A function that authorizes a transaction for a specific account following a set of predefined rules.
The program read operations as JSON lines from stdin, processing one at a time, in the order they are provided.
Example:
$ cat operations.txt
{ "account": { "activeCard": true, "availableLimit": 100 } }
{ "transaction": { "merchant": "Burger King", "amount": 20, "time": "2019-02-13T10:00:00.000Z" } }
{} # empty JSON
$ lein run < operations.txt
{"account":{"activeCard":true,"availableLimit":100},"violations":[]}
{"account":{"activeCard":true,"availableLimit":80},"violations":[]}
# parsing errors result in empty lines
It can be run by interacting with the user, processing as the user enters operations, or redirecting file contents. So the calls below work the same way:
# User input
lein run
# File redirect
lein run < filename
The alias start
is also available, to run the program with the dev
profile.
To exit the program, enter Ctrl+C or Command+C (OS X).
The state is discarded when the program exists.

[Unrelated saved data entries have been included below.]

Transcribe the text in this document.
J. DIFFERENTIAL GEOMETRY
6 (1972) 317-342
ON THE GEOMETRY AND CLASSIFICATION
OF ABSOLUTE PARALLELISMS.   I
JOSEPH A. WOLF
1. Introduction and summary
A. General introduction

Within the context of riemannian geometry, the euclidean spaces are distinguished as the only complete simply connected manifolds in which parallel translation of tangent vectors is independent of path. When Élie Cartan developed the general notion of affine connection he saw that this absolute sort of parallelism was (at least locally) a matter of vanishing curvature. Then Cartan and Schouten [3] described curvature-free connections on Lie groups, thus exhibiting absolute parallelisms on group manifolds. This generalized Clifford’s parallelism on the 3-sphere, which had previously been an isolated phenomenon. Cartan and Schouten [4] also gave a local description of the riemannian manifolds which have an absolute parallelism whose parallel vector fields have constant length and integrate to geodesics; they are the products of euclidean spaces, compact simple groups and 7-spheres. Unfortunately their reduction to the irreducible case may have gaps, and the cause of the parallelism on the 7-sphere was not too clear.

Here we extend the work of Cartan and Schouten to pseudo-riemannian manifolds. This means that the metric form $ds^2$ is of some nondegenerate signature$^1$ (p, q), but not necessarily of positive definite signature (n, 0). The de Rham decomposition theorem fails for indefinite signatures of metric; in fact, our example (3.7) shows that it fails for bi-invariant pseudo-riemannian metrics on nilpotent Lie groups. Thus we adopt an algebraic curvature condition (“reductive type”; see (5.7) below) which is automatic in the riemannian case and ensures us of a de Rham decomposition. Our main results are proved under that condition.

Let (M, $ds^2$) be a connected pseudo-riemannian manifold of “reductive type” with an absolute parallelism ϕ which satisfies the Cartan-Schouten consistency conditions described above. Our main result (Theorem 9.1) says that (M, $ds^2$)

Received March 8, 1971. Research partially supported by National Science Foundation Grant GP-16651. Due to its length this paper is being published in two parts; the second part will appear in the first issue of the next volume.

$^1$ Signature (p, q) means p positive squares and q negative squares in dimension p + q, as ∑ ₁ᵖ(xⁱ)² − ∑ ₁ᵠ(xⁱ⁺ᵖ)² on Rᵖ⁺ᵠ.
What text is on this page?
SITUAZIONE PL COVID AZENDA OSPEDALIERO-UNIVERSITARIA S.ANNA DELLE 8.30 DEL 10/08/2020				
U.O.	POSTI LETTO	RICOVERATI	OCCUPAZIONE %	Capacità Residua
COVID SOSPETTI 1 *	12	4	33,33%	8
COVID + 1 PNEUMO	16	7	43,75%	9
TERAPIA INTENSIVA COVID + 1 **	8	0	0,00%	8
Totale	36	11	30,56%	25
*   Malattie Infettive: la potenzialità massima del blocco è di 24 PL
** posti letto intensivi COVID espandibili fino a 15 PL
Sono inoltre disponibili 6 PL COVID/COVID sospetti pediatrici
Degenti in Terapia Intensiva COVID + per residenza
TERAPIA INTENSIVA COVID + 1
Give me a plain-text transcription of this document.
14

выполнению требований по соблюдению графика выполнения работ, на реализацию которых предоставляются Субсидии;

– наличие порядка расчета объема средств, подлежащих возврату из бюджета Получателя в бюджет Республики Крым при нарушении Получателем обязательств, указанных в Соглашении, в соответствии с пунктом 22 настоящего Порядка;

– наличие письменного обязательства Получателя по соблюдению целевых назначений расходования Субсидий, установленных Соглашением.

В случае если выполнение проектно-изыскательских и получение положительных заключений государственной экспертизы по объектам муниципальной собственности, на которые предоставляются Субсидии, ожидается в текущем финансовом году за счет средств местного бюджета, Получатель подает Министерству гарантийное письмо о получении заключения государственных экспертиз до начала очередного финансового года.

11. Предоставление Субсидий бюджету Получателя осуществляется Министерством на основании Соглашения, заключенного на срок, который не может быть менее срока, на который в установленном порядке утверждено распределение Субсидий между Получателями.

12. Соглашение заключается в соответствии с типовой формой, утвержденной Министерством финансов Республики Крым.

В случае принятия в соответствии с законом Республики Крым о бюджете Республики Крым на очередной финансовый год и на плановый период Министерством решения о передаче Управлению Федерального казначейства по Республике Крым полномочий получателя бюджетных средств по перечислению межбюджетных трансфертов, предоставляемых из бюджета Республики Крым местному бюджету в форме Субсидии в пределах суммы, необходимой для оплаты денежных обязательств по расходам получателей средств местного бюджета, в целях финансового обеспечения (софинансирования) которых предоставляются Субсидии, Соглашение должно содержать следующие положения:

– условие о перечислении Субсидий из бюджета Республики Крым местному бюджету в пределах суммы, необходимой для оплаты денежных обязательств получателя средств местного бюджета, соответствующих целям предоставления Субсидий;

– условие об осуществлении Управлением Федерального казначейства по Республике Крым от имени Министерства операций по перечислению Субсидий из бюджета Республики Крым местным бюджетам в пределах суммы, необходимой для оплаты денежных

The program handles two kinds of operations:
- Account creation
- Transaction autorization
To create an account, the program expects input with the following format (indented for better readability):
{
"account": {
"activeCard": "boolean",
"availableLimit": "number"
}
}
This input defines the account state, with availableLimit
and activeCard
.
Expect input with the following format:
{
"transaction": {
"merchant": "string",
"amount": "number",
"time": "ISO date-time string"
}
}
The program will attempt to authorize a transaction of a certain amount
for a particular merchant
at a given time
.
For each operation, regardless of type, the output will be the account's current state and any business logic violations.
Example:
{
"account": { "activeCard": true, "availableLimit": 80 },
"violations": ["insufficient-limit"]
}
For an operation to be authorized, it must pass some validations. Below the rules are described along with their violation code:
unknown-account
: Transactions can only be processed if there is an account.illegal-account-reset
: Once created, accounts cannot be reset.insufficient-limit
: The transaction amount should not exceed available limit.card-blocked
: Transactions are denied when the card is blocked.high-frequency-small-interval
: There should not be more than 3 transactions on a 2 minute interval.doubled-transaction
: There should not be more than 2 similar transactions (same amount and merchant) in a 2 minutes interval.
Build an executable:
lein uberjar
The application is processed and produces a standalone jar. Outputs to /target
.
Execute it with a simple:
java -jar path/to/standalone.jar
Build the image:
docker build -t <name> .
A single standalone executable jar file is generated and defined as ENTRYPOINT
.
Run:
# User input
docker run -i <name>
# File redirect
docker run -i <name> < filename
This project uses the Midje test framework.
lein midje
cloverage is used to measure code coverage. To collect execution data, run:
lein coverage
This command uses the midje
runner and outputs results as HTML reports to the /coverage
directory, at the root of the project.
The directory structure mimics nubank/basic-microservice-example, trying to implement something similar to the hexagonal architecture.
src
└ transactions → Application source code
└ db → In-memory storage
└ account.clj → Account data structure and state methods
└ transaction.clj → Transaction history and state methods
└ file → File input/stdin component
└ schemas.clj → JSON schemas and validator method
└ controller.clj → "Glue code" wiring all the other layers
└ logic.clj → Business logic
└ core.clj → Main application entry point
└ test/ → Test suites
└ project.clj
└ Dockerfile
Rudimentary in-memory storage components.
Account and transaction storages are simple atoms, the former points to a map, the latter to a vector. A few methods are provided to retrieve and change the value or properties of each data structure.
File input/stdin "port". Contains account and transaction schemas, and a predicate validator.
Business logic. Takes care of transaction validation rules. No side effects and no exceptions.
Orchestrates the processing flow by wiring the layers.
Parses input, triggers schema validation, redirects to proper execution methods, and formats output.
Application entry point. A loop that reads from stdin, triggers the controller and prints the results to stdout.